Однажды матушка, стирая пыль со шкафчика, сронила большую боржомную
бутыль с йодом.
Словно расплавленная медь разлилась по полу.
Батюшка заголосил:
- Ах, Господи Иисусе! ах, Господи Иисусе! несчастие-то какое, Господи
Иисусе!
И живым манером, скинув порты и задрав рясу, сел пышными своими ягодицами
в лужу йода, приговаривая при этом:
- И чтоб добро такое, Господи Иисусе, не пропадало!
Матушку тоже приглашал:
- Садись и ты, Марфа Петровна, органами благодать впитывать!
Смех смехом, а правота правотой.
Стою на Акуловой горе в Пушкине. На закорках у меня двухгодовалый пострел
мой - Кирилка. Смотрим оба на пламенно-красное заходящее солнце.
Кирилл протягивает ручонку в закат и говорит:
- Мяять (мяч).
Еще посмотрел и, покачав головенкой, переменил решение:
- Саал (шар).
И наконец, ухватив меня пребольно за нос, очень, очень уверенный в своей
догадке, произнес решительно:
- Неть. Неть... тисы (часы).
Каковы образы! Какова наглядность - нам в подтверждение - о словесных
формированиях.
26
У Семена Федоровича где-то в Тамбовской губернии были ребятишки.

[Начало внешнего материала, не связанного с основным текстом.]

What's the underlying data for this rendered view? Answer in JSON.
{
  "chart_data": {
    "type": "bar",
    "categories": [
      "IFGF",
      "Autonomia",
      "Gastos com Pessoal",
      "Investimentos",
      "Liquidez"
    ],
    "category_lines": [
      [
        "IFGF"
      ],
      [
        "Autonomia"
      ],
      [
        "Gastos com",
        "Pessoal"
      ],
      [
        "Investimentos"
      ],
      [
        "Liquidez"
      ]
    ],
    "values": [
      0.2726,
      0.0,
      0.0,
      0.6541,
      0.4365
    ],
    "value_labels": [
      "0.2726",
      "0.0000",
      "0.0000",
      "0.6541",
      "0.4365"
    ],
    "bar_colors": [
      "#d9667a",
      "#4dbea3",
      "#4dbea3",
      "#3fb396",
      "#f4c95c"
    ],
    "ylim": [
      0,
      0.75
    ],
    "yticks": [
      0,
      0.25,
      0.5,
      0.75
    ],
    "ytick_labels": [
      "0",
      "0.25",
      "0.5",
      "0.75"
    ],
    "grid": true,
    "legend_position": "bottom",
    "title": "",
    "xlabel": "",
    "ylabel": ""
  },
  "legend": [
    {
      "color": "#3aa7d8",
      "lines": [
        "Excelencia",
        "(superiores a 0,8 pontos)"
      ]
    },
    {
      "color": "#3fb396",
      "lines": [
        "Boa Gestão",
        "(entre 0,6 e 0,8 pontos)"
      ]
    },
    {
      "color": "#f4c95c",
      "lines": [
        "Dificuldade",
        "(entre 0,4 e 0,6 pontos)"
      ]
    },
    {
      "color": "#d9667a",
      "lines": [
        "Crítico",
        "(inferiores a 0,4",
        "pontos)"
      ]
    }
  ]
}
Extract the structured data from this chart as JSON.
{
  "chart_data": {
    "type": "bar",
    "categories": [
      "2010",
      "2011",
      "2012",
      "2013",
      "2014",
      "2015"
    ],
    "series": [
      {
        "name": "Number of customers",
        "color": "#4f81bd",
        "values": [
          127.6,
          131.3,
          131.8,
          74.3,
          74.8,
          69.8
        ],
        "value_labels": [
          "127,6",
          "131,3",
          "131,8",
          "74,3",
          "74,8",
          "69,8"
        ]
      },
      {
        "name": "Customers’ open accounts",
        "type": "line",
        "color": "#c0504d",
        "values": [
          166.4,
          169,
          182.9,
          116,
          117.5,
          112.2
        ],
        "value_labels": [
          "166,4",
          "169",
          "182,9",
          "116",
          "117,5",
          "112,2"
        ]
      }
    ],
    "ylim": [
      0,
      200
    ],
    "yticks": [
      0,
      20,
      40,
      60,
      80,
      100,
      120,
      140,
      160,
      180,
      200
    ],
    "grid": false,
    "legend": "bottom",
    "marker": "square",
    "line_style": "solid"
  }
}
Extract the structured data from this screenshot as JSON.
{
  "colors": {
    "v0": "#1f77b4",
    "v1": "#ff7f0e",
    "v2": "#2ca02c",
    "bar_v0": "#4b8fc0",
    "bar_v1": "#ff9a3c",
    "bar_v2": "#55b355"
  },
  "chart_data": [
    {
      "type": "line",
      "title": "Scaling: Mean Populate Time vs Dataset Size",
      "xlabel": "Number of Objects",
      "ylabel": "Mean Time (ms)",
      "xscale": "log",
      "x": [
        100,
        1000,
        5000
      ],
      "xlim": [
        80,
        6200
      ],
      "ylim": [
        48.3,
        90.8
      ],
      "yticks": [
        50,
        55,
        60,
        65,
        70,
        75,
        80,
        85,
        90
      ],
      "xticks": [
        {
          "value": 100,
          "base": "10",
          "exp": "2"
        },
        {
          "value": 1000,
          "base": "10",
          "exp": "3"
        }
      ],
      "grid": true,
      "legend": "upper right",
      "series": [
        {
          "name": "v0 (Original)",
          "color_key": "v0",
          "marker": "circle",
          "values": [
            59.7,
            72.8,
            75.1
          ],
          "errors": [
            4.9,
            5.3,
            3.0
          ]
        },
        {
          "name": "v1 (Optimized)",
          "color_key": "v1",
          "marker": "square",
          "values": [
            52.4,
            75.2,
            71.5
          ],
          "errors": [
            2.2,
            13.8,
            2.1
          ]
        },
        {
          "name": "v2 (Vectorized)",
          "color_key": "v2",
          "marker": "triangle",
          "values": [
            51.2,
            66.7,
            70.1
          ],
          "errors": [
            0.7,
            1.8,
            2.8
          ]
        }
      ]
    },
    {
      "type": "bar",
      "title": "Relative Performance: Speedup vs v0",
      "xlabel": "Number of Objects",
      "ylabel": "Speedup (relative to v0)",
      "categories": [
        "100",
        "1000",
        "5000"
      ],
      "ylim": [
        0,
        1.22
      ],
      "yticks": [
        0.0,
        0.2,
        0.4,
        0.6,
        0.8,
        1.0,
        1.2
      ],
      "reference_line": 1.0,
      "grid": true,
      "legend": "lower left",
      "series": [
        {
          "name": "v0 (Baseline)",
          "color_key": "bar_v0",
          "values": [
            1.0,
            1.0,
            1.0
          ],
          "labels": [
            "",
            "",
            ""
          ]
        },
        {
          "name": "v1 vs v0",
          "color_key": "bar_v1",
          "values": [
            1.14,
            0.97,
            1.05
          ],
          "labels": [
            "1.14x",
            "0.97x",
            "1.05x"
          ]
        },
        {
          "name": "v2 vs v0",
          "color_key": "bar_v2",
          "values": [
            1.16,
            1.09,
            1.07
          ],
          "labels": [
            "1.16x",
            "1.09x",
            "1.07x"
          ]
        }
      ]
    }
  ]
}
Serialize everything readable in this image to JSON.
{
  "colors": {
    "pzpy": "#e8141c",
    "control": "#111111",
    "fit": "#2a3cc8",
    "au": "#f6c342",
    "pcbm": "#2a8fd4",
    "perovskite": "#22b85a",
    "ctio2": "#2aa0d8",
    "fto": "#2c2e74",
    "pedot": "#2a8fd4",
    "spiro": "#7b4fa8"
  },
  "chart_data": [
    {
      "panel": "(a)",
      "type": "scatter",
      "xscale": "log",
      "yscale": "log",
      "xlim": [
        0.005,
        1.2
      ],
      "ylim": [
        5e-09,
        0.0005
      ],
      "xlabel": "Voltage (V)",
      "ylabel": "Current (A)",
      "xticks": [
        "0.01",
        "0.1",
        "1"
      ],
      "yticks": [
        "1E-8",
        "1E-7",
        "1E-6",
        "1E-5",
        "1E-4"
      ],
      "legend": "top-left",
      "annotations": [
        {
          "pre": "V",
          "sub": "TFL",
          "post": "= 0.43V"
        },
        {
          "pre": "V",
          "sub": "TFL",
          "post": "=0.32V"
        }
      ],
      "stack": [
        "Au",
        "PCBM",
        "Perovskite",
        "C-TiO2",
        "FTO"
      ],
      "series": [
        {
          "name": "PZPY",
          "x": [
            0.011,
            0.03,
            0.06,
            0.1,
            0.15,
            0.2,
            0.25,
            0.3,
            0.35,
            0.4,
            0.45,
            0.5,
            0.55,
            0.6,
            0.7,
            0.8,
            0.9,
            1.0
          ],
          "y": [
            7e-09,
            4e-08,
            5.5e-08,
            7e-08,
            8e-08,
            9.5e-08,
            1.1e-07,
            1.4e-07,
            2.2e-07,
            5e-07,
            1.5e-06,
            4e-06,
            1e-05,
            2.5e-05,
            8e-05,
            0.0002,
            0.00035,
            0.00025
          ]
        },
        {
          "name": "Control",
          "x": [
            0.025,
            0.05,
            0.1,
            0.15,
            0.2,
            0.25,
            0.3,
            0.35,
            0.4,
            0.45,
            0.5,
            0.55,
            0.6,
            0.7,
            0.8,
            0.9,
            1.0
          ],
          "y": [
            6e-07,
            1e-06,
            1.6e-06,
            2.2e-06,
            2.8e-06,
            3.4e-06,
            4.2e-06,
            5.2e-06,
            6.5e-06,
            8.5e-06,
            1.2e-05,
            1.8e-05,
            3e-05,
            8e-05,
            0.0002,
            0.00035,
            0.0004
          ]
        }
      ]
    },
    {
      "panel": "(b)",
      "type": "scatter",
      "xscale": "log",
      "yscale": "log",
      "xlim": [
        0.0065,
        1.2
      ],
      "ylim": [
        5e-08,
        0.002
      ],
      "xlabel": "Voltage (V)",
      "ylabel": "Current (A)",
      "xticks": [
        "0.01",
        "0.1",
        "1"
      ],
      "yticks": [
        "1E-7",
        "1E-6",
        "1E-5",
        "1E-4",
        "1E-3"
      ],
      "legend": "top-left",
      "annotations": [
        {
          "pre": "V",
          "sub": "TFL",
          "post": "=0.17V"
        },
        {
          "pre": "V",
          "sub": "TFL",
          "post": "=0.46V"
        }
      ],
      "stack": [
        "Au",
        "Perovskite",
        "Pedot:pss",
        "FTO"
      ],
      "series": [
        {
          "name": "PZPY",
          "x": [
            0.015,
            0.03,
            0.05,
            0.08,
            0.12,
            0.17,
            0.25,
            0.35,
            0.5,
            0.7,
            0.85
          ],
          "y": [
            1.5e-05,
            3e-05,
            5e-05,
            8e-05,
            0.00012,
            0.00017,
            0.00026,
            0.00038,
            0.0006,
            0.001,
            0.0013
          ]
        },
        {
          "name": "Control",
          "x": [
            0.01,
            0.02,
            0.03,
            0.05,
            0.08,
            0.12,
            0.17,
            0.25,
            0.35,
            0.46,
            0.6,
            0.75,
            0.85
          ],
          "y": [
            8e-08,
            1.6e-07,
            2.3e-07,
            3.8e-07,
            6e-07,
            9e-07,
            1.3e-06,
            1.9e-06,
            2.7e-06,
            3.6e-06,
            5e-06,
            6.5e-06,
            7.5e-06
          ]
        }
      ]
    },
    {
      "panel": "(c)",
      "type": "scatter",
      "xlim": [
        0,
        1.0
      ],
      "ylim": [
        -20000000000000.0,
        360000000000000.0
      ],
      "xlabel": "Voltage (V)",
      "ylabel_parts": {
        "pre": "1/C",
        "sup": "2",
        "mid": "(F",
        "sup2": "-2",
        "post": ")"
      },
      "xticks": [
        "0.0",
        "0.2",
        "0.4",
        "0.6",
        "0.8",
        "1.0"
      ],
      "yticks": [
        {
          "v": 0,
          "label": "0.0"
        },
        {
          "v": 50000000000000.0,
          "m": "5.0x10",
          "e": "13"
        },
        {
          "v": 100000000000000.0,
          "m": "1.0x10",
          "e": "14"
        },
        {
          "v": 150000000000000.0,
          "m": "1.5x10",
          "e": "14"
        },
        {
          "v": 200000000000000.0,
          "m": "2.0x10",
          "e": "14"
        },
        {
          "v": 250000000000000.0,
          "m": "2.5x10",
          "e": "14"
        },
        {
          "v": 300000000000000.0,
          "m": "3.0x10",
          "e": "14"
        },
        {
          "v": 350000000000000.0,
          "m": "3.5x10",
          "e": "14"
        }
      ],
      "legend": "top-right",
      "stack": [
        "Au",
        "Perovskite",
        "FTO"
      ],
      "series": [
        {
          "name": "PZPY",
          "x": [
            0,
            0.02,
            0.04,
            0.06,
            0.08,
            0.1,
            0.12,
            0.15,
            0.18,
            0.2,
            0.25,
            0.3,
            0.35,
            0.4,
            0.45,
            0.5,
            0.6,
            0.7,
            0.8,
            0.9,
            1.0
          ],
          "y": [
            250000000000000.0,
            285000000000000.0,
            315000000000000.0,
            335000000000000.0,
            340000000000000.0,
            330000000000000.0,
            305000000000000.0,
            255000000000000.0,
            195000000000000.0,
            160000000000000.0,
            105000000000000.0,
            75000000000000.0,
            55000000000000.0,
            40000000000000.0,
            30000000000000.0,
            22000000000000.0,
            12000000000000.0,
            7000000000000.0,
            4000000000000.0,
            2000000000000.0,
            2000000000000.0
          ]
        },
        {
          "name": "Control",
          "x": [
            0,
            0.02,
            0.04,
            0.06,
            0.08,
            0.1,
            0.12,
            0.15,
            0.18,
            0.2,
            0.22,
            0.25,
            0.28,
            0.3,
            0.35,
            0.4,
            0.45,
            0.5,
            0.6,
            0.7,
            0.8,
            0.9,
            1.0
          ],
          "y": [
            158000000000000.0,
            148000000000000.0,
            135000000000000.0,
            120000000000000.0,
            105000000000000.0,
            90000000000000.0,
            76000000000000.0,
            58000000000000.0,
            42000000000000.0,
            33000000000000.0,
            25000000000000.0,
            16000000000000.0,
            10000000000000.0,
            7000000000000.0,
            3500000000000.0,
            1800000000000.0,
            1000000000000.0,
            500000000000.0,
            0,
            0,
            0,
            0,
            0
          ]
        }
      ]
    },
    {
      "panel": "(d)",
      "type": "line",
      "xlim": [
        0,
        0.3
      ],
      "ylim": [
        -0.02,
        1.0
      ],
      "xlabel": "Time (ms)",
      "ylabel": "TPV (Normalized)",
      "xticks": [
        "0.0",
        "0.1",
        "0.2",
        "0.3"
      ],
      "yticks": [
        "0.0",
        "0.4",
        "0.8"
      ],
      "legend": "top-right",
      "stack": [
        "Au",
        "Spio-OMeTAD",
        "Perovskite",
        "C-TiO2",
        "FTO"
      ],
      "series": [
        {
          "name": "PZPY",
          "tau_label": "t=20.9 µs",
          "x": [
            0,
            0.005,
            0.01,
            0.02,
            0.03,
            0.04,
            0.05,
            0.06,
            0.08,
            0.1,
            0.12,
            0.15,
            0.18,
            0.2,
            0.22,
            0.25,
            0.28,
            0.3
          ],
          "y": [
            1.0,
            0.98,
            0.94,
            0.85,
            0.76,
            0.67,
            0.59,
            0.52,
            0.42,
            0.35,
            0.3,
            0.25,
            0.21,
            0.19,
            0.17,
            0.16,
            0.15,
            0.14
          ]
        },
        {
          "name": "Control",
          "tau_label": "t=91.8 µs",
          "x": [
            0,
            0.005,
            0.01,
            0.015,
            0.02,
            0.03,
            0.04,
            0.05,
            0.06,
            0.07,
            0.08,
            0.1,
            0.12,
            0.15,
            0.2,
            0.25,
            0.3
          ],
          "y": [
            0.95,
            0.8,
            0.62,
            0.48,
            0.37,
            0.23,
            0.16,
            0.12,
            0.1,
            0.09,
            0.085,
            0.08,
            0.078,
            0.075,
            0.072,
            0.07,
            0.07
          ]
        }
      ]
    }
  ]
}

Сообразил он их перевезти в Москву и по этому случаю начал присматривать нам
другую комнату.
Сказал, что в том же Георгиевском хотели уплотниться князья В.
Семена Федоровича князь предупредил:
- Жидов и большевиков не пущу.
На другой день отправились на осмотр "тихой пристани".
Князю за шестьдесят, княгине под шестьдесят - оба маленькие, седенькие,
чистенькие. И комнатка с ними схожая. Сразу она и мне и Есенину
приглянулась. Одно удивило, что всяческих столиков в комнате понаставлено
штук пятнадцать: круглые, овальные, ломберные, чайные, черного дерева,
красного дерева, из березы карельской, из ореха какого-то особого, с
перламутровой инкрустацией, с мозаикой деревянной - одним словом, и не
перечислить всех сортов.
Есенин скромненько так спросил:
- Нельзя ли столиков пяточек вынести из комнаты?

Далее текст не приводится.